(Erevan) Larissa a 14 ans, de discrètes boucles d’oreilles et un rêve : continuer d’aller à l’école. Mais l’offensive azerbaïdjanaise au Haut-Karabakh a bouleversé sa vie et celle de milliers d’autres enfants arméniens confrontés au trauma de la guerre et de l’exil.

Il y a à peine trois semaines, cette adolescente au regard timide était une collégienne sans histoire à Khndzristan, un village de cette enclave arménienne en territoire azerbaïdjanais au cœur de plusieurs guerres sanglantes depuis la dislocation de l’URSS.

Aujourd’hui, elle passe le temps en s’occupant de ses deux frères cadets, dont l’un est handicapé moteur, dans la modeste maison d’Erevan où sa famille s’est réfugiée, chassée par la reconquête azerbaïdjanaise du Haut-Karabakh.

Le monospace hors d’âge garé devant l’entrée est à peu près tout ce qui leur reste. « J’ai juste pris quelques vêtements, les jouets ce n’est plus de mon âge », sourit la jeune fille qui aspire à devenir « cardiologue ».

Malgré le dénuement et l’exil, sa mère Marian veut croire à des jours meilleurs. « Quand elle retournera à l’école, ça ira mieux », dit cette professeure de chimie qui, pendant la fuite, a tout fait pour « cacher ses émotions à ses enfants » pour ne pas aggraver leurs tourments.

Fondée en 2016, l’association Huysi Katil (« Goutte d’espoir » en arménien) leur vient en aide en apportant des denrées de base, mais aussi en offrant les services d’une psychologue qui tente d’apaiser le trauma des enfants et d’aider les parents à trouver la parole juste.

« On ne peut pas leur dire que tout va bien, on ne peut pas leur raconter des contes de fées », décrit le Dr Lilith Haïrapetian.

« L’anxiété est partout »

Le défi de la scolarisation des réfugiés et de leur prise en charge psychologique est immense dans un pays persuadé que son existence est menacée par ses voisins – Turquie à l’ouest, Azerbaïdjan à l’est – et toujours traumatisé par les massacres par l’Empire ottoman de jusqu’à 1,5 million d’Arméniens en 1915-1916, reconnus comme génocide par de nombreux historiens et une trentaine de pays, mais pas par la Turquie.  

« L’anxiété est partout et il y a la peur de perdre notre pays.
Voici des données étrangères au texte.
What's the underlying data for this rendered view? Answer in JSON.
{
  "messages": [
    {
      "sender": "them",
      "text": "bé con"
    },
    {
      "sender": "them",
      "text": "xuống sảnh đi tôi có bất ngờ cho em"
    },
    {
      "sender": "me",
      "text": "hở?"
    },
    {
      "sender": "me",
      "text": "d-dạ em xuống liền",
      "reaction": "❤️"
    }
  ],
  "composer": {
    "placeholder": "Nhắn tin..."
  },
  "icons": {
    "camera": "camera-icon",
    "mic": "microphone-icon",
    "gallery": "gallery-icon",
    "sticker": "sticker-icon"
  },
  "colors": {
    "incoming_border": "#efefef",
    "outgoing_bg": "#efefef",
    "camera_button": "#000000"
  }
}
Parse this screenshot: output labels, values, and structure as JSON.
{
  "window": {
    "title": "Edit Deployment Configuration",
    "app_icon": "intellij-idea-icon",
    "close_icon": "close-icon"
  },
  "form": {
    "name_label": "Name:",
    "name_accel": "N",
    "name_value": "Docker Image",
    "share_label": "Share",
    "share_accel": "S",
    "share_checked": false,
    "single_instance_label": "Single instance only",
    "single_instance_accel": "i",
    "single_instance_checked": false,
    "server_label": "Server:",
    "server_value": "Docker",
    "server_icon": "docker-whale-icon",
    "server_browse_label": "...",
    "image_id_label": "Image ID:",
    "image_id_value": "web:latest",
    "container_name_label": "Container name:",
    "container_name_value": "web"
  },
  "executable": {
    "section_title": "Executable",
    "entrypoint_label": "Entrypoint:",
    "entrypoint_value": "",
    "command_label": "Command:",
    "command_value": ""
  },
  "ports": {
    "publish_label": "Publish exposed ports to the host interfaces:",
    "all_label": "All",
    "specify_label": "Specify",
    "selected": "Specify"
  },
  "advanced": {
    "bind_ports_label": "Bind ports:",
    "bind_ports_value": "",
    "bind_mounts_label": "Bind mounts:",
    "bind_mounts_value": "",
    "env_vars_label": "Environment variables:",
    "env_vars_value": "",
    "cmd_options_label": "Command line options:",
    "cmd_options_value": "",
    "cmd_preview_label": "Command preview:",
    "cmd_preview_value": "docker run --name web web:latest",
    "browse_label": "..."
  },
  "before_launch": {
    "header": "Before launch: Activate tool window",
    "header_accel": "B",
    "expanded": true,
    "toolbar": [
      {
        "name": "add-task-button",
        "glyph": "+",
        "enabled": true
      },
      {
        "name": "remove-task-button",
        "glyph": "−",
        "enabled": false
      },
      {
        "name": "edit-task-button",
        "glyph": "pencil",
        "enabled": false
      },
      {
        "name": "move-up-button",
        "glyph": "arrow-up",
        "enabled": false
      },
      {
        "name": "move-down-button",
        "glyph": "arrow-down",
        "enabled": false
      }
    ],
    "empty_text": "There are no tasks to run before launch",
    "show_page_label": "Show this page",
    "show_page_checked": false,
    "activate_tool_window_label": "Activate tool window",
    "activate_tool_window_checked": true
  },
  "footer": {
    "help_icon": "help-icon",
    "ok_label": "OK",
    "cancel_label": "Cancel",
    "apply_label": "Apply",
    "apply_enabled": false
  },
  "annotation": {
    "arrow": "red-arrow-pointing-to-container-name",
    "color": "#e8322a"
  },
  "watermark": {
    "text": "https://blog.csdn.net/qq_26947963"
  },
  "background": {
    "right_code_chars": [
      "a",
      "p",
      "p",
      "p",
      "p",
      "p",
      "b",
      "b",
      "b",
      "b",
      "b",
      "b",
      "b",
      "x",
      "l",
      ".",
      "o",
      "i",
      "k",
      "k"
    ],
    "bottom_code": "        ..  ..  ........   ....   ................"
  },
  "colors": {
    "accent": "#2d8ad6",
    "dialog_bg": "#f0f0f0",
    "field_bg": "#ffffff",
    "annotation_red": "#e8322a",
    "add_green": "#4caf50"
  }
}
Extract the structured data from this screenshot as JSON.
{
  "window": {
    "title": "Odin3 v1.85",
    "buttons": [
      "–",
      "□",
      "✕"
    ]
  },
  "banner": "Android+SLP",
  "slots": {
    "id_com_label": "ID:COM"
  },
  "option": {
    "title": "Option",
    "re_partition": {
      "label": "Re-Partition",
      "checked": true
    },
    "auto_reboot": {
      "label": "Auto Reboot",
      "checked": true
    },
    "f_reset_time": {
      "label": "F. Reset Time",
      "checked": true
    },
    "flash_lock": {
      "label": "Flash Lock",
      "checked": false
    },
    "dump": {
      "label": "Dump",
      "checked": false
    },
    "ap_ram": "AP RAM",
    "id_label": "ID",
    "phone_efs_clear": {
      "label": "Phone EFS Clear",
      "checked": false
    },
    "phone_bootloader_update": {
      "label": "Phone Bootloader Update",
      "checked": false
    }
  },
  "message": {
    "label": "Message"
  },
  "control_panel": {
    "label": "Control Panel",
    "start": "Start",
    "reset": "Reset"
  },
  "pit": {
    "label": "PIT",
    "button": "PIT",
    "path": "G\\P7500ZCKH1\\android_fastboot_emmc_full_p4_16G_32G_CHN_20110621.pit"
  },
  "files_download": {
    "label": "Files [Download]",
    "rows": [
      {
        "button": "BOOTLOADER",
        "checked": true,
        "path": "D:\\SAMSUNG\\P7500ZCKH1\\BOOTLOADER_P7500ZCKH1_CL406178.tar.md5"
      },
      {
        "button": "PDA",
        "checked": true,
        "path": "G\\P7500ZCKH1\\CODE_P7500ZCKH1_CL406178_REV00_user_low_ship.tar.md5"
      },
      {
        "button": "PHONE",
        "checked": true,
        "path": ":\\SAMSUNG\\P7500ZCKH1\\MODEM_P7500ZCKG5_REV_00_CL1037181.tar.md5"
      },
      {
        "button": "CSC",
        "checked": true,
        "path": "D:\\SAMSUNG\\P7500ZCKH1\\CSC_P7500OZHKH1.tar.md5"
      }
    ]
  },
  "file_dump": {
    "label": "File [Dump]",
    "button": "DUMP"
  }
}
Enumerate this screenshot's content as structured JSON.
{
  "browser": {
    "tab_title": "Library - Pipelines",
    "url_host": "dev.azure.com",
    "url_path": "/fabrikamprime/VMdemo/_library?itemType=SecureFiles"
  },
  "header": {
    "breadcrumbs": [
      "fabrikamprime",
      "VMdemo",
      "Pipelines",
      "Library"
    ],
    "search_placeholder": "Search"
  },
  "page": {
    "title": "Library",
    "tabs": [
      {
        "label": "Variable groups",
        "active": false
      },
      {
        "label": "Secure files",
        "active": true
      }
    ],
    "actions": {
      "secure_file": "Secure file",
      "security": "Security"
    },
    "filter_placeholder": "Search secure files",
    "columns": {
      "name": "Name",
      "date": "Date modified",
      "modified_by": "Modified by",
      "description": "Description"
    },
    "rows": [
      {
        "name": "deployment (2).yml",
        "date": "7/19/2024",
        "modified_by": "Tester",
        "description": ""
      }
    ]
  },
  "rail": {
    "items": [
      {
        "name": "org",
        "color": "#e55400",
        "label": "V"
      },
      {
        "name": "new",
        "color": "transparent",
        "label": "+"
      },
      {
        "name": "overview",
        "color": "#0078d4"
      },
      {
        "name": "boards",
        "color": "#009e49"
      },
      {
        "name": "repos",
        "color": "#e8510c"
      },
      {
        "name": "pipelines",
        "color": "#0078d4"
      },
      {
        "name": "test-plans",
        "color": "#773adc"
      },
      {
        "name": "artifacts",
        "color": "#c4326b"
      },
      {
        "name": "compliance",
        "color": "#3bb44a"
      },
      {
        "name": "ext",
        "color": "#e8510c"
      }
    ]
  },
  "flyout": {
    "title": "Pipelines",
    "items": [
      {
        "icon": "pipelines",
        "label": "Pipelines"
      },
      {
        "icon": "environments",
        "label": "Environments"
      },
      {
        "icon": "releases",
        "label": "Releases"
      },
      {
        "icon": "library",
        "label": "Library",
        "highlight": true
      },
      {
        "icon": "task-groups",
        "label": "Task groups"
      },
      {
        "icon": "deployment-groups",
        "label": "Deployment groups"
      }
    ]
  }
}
Il faut apprendre aux enfants à faire face à la réalité », poursuit le Dr Haïrapetian.

Ceux qui ont grandi au Karabakh n’ont pas besoin de grandes explications, eux qui ont été confrontés aux bruits de bottes dès leur plus jeune âge.

Âgé de sept ans, Marat Baghissian a déjà connu le conflit de 44 jours au Karabakh en 2020 et a vu l’histoire se répéter les 19 et 20 septembre derniers lors de l’offensive éclair menée par les troupes de Bakou.

« Je rentrais de l’école, je me suis changé pour aller jouer dehors et j’ai entendu les bombardements », raconte le garçonnet aux grands yeux noirs et aux mocassins élimés. « Je suis tout de suite rentré à la maison ».  

Lui aussi a pris la route de l’exil vers Erevan avec son ballon de foot, ses deux sœurs cadettes et ses parents. « C’était un très long voyage, mais je n’ai pas dormi », dit-il.  

Ils ont trouvé refuge dans un appartement vétuste de la capitale où s’entassent dix membres de la famille, dont sa mère enceinte de plusieurs mois. Mais lui a au moins la chance d’avoir rapidement trouvé une place dans une école où l’accueil de ses camarades a été, dit-il, chaleureux.

« C’est bien ici, mais c’était bien là-bas aussi », reprend-il, décidé à retourner un jour au Karabakh qu’il considère comme sa « mère-patrie ».  

Venu là aussi rendre visite à cette famille, le Dr Haïrapetian s’enquiert de l’état psychologique des enfants, mais garde aussi un œil sur les adultes, notamment les hommes souvent taiseux et pourtant brisés par l’exil.

« Le problème c’est qu’ils ne veulent pas parler, ils ne veulent pas montrer leurs sentiments », dit la praticienne. « Ils ont honte d’avoir tout perdu, de ne plus pouvoir soutenir leurs familles et craignent de ne plus être un bon exemple pour leurs enfants ».